Issue 9 of Underland Arcana is now available and I’m pleased that my short story “Lakeside” is included.

I wrote the first draft of this story for an annual flash fiction writing contest; one of the prompts involved camping. For personal reasons, I was very happy about this.
My family was in the process of purchasing property on a lake. This was the first year of the pandemic and I traveled alone to look at the various candidates, masking and minimizing hotel time while the spouse and kids remained locked down. The place we bought does have a boat ramp and a switchbacked driveway. (And, amusingly, it turned out that our real estate lawyer was a member of the writing group running the flash fiction contest. It’s a small world.)
At some point between picking a place and closing on it, my brain decided to play a trick. Wouldn’t it be creepy, my brain thought at me, if there was someone standing in the lake at night? Not doing anything, just standing. Staring. Right there, near the boat ramp, a completely real place where you’re planning to spend a fair bit of time, and there’s a silent, staring figure standing in the water.
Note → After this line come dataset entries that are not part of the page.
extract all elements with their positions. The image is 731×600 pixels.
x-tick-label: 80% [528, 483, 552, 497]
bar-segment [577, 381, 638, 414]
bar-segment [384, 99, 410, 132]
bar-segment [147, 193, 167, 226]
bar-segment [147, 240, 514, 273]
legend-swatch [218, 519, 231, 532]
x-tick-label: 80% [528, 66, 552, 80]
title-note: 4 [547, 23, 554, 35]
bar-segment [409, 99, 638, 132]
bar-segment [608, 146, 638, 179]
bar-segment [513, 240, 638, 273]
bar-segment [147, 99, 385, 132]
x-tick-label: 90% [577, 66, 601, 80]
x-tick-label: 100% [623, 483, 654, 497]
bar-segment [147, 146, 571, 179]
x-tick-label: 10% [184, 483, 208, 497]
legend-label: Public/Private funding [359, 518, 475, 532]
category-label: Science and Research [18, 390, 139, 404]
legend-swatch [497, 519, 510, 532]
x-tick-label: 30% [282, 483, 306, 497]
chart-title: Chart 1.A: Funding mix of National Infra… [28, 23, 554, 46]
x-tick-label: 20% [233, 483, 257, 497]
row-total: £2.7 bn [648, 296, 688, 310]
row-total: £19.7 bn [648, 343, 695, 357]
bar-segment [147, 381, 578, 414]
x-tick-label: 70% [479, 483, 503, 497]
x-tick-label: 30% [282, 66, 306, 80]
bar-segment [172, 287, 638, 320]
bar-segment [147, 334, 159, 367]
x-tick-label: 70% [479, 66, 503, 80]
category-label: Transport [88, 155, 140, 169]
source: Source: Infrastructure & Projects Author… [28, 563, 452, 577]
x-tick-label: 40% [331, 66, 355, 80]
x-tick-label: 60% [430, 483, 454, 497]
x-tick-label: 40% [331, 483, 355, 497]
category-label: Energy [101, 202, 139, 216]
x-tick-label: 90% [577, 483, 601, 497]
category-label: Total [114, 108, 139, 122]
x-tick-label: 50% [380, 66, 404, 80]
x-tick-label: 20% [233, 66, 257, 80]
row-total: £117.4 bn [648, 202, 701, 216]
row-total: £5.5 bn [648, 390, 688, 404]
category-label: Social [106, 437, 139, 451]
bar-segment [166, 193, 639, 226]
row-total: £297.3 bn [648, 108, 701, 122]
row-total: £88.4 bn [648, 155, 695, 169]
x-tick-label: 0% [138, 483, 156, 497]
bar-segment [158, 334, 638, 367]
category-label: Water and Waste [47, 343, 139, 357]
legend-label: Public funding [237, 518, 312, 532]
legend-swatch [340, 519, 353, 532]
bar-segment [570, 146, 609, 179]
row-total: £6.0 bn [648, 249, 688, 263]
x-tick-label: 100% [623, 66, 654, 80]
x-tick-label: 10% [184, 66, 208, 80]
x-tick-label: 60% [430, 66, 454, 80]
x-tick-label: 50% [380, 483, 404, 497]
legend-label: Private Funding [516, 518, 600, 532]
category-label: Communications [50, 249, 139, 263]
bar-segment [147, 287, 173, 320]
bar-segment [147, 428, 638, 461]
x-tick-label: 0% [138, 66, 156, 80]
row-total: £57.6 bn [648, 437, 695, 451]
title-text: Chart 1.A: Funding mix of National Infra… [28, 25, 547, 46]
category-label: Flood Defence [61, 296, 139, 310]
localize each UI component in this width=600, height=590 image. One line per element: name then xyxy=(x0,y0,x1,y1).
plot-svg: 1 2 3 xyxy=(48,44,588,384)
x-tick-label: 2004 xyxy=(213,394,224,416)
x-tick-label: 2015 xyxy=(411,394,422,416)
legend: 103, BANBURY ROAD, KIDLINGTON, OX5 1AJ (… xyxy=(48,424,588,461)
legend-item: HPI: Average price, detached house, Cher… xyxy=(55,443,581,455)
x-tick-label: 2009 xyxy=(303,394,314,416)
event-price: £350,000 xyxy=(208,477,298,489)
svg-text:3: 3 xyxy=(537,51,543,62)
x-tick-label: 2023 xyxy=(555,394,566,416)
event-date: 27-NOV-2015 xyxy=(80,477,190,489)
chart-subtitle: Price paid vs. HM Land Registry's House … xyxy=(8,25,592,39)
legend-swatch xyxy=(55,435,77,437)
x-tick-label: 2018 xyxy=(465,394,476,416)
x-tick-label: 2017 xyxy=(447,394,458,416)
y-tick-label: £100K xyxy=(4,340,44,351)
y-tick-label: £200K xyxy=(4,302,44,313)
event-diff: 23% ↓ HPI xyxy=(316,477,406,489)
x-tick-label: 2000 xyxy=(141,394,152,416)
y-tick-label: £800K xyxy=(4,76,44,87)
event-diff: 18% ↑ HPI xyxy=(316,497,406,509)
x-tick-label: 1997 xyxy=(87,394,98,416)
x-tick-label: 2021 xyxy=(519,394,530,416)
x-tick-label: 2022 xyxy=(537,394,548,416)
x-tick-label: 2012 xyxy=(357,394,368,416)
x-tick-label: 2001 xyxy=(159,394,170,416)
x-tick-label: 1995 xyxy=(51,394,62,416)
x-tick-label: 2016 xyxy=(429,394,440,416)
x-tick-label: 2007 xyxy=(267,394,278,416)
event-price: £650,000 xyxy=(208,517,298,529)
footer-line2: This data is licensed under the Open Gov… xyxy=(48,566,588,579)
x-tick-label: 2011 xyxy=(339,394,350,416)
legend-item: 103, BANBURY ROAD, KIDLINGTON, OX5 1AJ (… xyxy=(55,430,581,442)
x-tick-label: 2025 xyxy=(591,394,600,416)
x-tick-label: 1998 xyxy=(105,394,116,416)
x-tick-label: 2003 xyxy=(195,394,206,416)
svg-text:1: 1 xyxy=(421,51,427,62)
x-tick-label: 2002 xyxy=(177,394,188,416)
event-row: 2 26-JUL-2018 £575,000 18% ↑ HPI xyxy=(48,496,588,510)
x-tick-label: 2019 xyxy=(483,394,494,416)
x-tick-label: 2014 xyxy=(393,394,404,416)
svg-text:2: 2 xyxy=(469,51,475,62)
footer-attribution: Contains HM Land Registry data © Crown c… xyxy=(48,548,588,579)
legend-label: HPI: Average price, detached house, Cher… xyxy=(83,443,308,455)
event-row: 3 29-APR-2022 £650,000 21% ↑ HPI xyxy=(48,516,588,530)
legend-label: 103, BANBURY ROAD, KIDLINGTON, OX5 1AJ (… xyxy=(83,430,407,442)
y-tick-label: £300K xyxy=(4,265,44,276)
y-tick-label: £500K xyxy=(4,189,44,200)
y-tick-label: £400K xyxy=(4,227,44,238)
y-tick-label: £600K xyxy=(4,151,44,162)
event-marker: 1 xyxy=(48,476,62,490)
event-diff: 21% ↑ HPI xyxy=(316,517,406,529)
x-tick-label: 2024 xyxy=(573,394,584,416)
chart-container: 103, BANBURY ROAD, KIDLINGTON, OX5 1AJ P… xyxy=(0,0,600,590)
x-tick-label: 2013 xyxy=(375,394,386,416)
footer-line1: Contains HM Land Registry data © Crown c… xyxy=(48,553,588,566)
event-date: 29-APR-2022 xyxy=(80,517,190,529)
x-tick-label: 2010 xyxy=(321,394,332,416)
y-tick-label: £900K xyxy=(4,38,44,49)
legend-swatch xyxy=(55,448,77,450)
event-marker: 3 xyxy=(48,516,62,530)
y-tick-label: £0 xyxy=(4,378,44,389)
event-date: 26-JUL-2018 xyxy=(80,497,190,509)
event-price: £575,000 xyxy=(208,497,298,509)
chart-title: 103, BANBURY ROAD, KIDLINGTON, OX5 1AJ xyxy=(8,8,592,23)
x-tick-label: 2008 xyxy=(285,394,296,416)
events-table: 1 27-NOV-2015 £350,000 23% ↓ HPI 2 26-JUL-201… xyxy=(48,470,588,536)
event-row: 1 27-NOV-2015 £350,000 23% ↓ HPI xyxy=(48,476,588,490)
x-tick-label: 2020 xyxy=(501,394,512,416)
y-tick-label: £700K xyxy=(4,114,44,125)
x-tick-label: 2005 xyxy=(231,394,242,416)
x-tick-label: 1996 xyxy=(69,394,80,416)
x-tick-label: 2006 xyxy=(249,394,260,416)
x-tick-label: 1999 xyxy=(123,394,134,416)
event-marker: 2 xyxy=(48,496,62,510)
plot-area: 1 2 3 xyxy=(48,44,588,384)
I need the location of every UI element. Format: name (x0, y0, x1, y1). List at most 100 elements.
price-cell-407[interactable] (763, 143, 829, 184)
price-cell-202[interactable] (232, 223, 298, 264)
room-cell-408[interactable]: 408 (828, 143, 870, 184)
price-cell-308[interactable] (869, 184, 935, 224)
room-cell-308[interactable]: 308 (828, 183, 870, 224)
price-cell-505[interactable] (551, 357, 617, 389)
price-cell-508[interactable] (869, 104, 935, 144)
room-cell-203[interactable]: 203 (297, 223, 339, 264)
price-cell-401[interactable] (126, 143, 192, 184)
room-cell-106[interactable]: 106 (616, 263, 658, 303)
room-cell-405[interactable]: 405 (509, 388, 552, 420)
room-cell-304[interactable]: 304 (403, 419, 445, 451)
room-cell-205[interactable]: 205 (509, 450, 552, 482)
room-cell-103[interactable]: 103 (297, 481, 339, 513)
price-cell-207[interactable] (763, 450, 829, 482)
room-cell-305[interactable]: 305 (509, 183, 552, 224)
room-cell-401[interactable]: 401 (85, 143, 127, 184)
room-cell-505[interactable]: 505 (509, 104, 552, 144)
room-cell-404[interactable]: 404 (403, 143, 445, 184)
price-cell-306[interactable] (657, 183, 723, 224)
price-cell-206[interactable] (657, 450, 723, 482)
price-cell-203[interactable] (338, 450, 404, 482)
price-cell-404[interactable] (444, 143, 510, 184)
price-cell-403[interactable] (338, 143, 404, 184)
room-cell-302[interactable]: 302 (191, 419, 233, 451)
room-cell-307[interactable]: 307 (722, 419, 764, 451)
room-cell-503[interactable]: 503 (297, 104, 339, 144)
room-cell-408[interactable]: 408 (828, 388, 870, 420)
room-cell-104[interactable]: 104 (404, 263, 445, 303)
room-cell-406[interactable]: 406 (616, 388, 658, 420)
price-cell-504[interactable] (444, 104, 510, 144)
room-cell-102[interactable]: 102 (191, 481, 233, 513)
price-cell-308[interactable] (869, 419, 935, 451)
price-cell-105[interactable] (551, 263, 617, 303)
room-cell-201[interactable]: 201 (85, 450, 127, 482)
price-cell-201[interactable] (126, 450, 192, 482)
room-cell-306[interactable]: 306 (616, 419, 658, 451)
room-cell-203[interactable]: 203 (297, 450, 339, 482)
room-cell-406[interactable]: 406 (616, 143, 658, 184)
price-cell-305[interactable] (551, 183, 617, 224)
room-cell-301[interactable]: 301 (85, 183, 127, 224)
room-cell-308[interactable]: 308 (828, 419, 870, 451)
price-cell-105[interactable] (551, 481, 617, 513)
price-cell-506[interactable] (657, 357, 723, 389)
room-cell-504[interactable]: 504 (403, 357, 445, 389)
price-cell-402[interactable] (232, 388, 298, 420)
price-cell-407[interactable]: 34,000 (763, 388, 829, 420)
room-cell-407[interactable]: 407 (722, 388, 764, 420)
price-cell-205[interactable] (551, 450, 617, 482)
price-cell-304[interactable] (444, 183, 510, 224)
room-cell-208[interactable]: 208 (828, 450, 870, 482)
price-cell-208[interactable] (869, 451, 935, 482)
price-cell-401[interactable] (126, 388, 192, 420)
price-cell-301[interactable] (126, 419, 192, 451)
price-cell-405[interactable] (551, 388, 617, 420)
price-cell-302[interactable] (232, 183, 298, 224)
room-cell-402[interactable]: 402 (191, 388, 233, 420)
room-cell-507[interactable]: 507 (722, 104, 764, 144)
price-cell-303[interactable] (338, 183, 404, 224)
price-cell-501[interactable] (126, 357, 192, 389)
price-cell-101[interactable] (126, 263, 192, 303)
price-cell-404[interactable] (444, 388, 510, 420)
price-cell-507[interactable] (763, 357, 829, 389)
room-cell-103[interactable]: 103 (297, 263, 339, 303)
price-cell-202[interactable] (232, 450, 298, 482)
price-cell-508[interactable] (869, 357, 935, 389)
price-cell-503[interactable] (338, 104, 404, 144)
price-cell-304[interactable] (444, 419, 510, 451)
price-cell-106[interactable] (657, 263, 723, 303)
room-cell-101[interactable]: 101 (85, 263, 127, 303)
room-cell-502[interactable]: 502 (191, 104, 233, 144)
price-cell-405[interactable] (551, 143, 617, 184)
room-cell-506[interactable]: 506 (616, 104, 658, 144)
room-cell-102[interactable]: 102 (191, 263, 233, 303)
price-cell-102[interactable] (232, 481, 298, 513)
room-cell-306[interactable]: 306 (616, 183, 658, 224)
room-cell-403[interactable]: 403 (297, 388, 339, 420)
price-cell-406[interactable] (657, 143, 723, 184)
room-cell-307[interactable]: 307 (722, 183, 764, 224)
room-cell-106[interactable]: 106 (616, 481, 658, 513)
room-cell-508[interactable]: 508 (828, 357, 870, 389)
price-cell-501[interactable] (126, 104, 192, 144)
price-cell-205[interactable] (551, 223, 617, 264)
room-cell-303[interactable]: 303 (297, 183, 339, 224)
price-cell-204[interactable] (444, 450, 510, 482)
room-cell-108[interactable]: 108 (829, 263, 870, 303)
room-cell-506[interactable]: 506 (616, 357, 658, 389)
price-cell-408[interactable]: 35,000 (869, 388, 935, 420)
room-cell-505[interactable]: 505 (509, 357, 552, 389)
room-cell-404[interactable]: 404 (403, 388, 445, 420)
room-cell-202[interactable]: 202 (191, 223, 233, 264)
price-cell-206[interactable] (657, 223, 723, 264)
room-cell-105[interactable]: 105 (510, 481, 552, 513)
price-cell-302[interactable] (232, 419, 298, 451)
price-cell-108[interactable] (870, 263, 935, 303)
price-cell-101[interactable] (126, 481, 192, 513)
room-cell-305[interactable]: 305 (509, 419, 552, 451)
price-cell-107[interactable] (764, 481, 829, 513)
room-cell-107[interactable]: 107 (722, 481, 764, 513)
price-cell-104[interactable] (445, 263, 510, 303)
Brains can be real assholes sometimes.
So I decided writing a story about that image could act as an exorcism. (Happily, that plan worked. Mostly. If I’m down by the boat ramp at night, my brain usually throws different creepy images at me.) But a creepy image alone does not a story make—not even a flash-length story. Who was standing in the water, and who was he staring at?
Many (many) years ago, I read the Joe Haldeman story “Graves” and it stuck with me. (If you do not happen to have your copy of the October/November 1992 issue of F&SF handy, the story has been reprinted many times, including online in Nightmare.) The inescapable nature of trauma resonated…but what if, instead of the terror which filled Haldeman’s protagonist, mine was more accepting of her presumed fate? What combination of damage and resilience would that imply?

Underland Arcana‘s format has been tweaked a bit—there’s now an editorial, and a change to the publishing schedule means the individual issues are chonkier—but as before you can read online for free, or buy an ebook or softcover (or wait for the annual anthology). The softcover is a pretty package, and as always it’s fun to receive a Tarot card from the editor. “Lakeside” was deemed an Eight of Wands: action and change or, reversed, delay and resistance.